The ringgit strengthened 0.9 per cent to 3.9945 per dollar as of 12.03pm in Kuala Lumpur and earlier reached 3.9818, the highest since May 4, according to prices from local banks compiled by Bloomberg. It is up 2.4 per cent for the week, set for its biggest gain in three months.
"Sentiment remains buoyant as equities and oil prices stay supported," said Christopher Wong, a foreign-exchange strategist at Malayan Banking in Singapore. "Prospects of a fading Fed rate hike also help."
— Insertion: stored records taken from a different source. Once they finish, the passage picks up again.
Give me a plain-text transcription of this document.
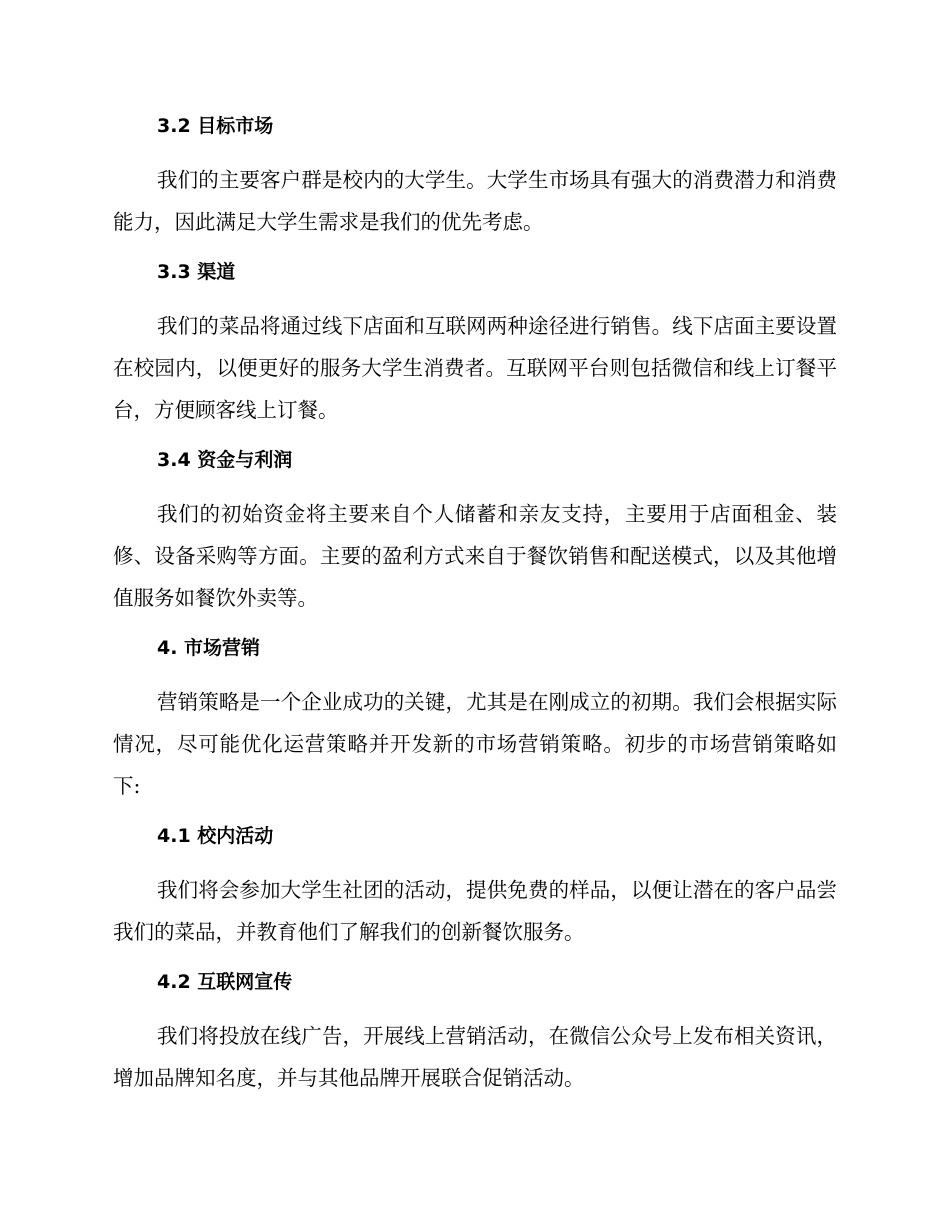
3.2 目标市场

我们的主要客户群是校内的大学生。大学生市场具有强大的消费潜力和消费能力，因此满足大学生需求是我们的优先考虑。

3.3 渠道

我们的菜品将通过线下店面和互联网两种途径进行销售。线下店面主要设置在校园内，以便更好的服务大学生消费者。互联网平台则包括微信和线上订餐平台，方便顾客线上订餐。

3.4 资金与利润

我们的初始资金将主要来自个人储蓄和亲友支持，主要用于店面租金、装修、设备采购等方面。主要的盈利方式来自于餐饮销售和配送模式，以及其他增值服务如餐饮外卖等。

4. 市场营销

营销策略是一个企业成功的关键，尤其是在刚成立的初期。我们会根据实际情况，尽可能优化运营策略并开发新的市场营销策略。初步的市场营销策略如下:

4.1 校内活动

我们将会参加大学生社团的活动，提供免费的样品，以便让潜在的客户品尝我们的菜品，并教育他们了解我们的创新餐饮服务。

4.2 互联网宣传

我们将投放在线广告，开展线上营销活动，在微信公众号上发布相关资讯，增加品牌知名度，并与其他品牌开展联合促销活动。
The currency trimmed its gains of as much as 1.2 per cent on Friday after exports unexpectedly contracted in May. Shipments fell 0.9 per cent compared with the 2 per cent increase forecast by economists in a Bloomberg survey. The trade surplus slumped to RM3.26 billion (S$1.1 billion) from 9.06 billion ringgit in April. That's a sharper drop than the RM8.26 billion expected.
Traders have pared bets for a US rate increase by December to just 9 per cent, compared with 50 per cent when the UK went to the EU referendum polls on June 23, futures show. That's helped quell concern that higher rates in the world's biggest economy would diminish the appeal of emerging-market assets and spur capital outflows.
Government bonds rallied this week. The 10-year yield dropped 19 basis points to 3.72 per cent. That's the biggest decrease since January, data compiled by Bloomberg show. The five-year note yield fell 13 basis points to 3.34 percent, the most since December.